В пальцах рук и ног родилось почти физическое ощущение покалывания, которое поднималось все выше, распространяясь по всему телу. Норисса сосредоточила свое внимание на источнике этой энергии, и она свободным потоком хлынула в ее тело. Исчезла усталость, истаяла боль. Сырая, первобытная, ничем не стиснутая жизнь пульсировала внутри нее, и все ее существо затанцевало в такт ее властному ритму.

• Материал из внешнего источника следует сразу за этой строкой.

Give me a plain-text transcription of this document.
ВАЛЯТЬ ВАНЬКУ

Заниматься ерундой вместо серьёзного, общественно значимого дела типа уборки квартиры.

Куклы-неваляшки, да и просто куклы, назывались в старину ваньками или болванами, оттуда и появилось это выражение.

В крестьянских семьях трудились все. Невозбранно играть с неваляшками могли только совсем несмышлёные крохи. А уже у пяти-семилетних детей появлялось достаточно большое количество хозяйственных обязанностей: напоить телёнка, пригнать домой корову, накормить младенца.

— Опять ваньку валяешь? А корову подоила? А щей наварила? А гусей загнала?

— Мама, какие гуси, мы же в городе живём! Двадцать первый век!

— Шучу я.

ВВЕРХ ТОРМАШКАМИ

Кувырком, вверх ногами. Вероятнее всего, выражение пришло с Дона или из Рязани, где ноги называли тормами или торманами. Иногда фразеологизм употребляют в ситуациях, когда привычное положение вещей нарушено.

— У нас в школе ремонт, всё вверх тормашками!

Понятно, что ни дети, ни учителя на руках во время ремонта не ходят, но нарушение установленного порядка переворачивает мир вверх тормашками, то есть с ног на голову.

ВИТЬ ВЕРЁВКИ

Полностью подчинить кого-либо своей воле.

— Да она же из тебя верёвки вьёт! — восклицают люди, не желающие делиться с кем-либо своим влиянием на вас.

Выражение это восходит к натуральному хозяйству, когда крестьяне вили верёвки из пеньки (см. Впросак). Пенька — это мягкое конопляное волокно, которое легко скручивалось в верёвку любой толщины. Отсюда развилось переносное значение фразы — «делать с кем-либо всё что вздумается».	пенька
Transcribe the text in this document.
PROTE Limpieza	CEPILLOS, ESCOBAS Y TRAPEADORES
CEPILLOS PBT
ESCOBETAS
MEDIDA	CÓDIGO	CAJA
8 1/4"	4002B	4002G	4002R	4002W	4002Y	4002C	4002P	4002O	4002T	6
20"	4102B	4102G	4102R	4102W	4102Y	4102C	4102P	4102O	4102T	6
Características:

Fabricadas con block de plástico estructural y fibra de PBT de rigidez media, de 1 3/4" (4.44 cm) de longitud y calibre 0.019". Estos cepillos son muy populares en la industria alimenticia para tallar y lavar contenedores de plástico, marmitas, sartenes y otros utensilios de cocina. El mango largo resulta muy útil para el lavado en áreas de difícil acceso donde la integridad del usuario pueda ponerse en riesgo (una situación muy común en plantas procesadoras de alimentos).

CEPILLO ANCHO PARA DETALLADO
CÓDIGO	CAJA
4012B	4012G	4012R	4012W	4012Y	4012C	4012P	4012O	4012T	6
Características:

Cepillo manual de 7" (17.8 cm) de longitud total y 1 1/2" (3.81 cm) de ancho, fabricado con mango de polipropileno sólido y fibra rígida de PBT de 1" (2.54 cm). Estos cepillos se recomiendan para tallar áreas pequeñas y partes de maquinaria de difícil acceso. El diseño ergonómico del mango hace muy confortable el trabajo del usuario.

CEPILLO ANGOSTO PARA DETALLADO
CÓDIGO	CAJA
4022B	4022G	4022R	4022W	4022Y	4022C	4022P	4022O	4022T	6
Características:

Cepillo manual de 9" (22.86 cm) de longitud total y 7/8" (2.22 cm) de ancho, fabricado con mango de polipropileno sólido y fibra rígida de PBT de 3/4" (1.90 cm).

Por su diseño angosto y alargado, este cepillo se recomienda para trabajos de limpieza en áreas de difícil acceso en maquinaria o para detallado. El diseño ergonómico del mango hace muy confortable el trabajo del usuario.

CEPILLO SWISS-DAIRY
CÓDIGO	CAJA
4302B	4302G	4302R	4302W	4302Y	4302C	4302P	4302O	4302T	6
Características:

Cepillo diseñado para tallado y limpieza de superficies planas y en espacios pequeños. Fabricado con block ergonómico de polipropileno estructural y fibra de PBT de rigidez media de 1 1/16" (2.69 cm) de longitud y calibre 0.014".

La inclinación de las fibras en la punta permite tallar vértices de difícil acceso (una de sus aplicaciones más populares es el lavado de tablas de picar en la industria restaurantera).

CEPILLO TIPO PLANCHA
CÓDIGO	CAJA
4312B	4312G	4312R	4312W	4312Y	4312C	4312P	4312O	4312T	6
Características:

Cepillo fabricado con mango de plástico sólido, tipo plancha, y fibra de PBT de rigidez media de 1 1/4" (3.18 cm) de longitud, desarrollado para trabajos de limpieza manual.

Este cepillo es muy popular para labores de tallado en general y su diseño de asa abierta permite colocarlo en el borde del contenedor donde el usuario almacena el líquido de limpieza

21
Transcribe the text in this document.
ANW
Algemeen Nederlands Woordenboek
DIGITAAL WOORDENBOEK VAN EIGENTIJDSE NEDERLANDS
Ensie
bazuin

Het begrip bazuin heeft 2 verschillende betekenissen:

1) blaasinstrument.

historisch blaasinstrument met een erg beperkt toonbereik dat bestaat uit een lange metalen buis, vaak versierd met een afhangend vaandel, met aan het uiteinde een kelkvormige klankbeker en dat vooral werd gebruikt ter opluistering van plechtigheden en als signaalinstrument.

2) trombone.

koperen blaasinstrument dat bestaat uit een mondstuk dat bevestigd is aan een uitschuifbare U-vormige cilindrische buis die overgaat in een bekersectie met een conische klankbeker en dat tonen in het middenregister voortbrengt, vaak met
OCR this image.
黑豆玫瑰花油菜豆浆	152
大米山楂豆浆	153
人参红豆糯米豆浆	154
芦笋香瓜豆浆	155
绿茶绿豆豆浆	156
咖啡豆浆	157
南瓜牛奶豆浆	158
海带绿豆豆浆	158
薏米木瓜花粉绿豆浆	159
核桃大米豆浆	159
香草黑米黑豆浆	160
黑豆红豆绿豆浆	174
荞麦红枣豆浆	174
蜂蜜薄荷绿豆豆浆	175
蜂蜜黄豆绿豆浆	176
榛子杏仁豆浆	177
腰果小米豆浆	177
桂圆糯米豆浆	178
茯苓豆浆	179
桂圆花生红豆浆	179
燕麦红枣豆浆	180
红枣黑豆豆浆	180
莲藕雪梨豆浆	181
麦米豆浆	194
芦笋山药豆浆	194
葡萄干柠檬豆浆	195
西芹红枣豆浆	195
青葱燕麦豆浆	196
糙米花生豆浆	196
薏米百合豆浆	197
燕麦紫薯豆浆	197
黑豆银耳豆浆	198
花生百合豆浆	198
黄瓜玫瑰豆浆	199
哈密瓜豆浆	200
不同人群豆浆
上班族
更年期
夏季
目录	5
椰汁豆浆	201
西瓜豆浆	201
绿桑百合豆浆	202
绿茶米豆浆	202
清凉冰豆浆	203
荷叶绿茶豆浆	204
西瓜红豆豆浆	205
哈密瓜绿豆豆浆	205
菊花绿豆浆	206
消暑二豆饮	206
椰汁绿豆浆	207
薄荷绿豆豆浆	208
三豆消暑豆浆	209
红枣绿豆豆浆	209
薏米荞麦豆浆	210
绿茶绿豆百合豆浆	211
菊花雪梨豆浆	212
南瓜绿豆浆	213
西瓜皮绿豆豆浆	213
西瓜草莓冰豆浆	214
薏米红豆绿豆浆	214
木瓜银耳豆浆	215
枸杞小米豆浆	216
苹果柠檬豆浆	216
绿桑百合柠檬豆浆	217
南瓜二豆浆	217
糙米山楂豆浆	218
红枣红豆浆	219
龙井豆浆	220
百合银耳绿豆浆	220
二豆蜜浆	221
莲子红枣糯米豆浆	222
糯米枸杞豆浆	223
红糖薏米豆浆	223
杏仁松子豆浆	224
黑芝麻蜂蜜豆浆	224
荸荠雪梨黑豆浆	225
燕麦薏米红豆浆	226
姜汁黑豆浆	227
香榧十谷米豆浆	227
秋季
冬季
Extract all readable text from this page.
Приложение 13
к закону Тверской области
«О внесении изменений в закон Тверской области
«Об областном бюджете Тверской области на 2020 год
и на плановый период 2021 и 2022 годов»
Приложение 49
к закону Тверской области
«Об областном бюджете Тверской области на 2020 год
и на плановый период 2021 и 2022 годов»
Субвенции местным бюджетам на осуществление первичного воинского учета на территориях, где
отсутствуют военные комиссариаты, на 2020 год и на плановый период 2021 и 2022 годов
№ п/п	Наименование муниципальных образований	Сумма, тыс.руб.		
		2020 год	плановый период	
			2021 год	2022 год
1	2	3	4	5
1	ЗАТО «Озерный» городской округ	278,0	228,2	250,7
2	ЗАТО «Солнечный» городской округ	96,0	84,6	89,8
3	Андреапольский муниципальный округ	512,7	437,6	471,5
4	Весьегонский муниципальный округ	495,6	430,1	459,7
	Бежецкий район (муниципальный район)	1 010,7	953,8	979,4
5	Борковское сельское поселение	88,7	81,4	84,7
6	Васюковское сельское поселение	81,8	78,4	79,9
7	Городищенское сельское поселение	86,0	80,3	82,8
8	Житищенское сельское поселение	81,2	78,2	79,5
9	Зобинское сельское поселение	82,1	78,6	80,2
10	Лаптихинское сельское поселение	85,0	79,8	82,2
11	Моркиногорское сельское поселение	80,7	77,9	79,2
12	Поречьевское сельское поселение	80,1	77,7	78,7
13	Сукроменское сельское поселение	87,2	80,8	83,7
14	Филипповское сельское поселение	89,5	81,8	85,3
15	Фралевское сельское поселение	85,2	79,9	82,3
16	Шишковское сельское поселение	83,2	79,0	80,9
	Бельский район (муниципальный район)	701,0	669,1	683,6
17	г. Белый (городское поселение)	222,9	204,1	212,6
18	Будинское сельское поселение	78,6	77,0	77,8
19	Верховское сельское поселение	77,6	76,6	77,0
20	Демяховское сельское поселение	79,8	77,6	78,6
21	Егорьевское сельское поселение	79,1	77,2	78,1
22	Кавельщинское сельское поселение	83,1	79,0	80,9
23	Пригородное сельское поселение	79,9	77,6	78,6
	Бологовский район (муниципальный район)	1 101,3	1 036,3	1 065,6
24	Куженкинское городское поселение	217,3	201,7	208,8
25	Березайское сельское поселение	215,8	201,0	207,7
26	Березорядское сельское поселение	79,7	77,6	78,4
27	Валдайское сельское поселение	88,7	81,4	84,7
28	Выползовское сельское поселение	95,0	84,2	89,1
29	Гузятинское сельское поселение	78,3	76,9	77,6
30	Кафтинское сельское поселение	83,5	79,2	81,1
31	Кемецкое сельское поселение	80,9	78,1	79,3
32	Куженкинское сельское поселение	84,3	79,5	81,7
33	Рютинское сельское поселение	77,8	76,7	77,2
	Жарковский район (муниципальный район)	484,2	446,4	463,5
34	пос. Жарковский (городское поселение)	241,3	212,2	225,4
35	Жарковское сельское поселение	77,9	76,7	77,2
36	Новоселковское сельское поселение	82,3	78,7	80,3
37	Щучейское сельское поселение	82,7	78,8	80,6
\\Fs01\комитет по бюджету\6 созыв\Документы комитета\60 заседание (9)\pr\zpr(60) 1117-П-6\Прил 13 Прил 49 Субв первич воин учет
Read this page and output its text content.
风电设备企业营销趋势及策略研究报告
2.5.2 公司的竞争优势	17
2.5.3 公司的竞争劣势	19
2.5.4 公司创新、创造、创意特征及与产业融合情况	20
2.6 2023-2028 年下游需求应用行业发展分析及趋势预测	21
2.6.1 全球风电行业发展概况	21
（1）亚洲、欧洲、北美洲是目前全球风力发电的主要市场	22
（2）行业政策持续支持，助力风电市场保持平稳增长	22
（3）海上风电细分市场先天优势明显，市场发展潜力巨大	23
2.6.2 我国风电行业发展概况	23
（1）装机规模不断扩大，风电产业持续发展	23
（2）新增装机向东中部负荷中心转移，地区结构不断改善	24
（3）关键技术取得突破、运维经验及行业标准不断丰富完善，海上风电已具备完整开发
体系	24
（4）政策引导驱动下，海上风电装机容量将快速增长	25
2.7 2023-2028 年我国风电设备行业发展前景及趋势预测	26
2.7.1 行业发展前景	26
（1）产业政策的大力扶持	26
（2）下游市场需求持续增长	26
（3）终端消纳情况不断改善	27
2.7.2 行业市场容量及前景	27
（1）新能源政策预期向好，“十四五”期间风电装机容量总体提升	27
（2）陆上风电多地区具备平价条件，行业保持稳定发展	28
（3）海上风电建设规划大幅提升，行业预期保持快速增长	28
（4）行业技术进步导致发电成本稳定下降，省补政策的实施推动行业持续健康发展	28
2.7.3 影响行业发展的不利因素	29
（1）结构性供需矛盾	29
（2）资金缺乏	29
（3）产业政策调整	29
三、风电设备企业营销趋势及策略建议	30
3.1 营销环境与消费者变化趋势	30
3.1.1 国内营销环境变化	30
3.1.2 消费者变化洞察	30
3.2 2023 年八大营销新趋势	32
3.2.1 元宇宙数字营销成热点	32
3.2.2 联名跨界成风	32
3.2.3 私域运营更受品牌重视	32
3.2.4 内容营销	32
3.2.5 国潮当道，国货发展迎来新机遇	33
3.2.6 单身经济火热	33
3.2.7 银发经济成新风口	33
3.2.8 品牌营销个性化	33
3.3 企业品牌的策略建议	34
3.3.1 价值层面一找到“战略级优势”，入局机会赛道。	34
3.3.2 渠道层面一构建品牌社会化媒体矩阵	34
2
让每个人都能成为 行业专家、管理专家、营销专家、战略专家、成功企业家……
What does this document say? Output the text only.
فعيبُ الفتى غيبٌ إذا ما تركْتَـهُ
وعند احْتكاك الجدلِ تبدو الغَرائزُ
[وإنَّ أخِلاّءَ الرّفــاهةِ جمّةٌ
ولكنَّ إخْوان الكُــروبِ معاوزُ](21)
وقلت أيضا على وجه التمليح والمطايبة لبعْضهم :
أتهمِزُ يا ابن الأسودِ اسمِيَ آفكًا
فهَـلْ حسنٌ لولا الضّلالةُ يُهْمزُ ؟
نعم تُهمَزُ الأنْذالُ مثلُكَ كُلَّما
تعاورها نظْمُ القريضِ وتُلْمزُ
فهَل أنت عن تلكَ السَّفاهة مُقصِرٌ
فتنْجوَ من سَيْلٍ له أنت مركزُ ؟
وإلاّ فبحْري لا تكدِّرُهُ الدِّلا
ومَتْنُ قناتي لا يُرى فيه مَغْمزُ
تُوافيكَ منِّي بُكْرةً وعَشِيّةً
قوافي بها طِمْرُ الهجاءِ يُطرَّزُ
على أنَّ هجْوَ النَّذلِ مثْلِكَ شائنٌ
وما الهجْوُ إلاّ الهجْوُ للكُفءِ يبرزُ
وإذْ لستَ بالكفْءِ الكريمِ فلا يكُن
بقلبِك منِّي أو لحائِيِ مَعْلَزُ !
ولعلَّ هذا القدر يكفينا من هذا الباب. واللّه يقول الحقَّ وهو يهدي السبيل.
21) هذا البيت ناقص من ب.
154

Норисса медленно продвинулась к Кхелри. Еще до того как она прикоснулась к нему, она поняла, что жизнь медленно, но неуклонно покидает его. Норисса плавным ласковым жестом положила ладони ему на грудь, туда, где зияла страшная рана. Она остановила истекающую из тела энергию и повернула ее вспять, заставив вернуться назад, а затем наполнила тело доверху своей собственной энергией, бешено бурлящей внутри нее.
Когда его булькающее дыхание стало тише и спокойней, Норисса позволила себе улыбнуться. Бьющееся с перебоями сердце Кхелри обрело свой нормальный ритм, а синюшные губы покраснели. Под пальцами края раны сошлись, и рана закрылась, но Норисса отошла от него только после того, как уверилась, что его жизнь вне опасности.
Затем она почувствовала, как чьи-то руки прикоснулись к ней, поставили на ноги и подвели к еще одной жизни, которая трепетала как огонек свечи на ветру, грозя погаснуть. Когда и здесь Норисса сделала все, что могла, ее подвели еще к одному умирающему, и еще, и еще... Под ее пальцами сломанные кости срастались, раны заживали и глаза вновь обретали зоркость. Норисса восполняла утраченные силы, выкачивая из земли все новые и новые порции энергии и распределяя их между теми, кто пока оставался жив. И вот ее подвели к неподвижно лежащему, уже холодному телу. Норисса прикоснулась к этой пустой скорлупе и резко отвернулась, не внемля протестующему хору жалобных голосов. Смерть была естественным противовесом жизни, и Норисса не могла этого изменить.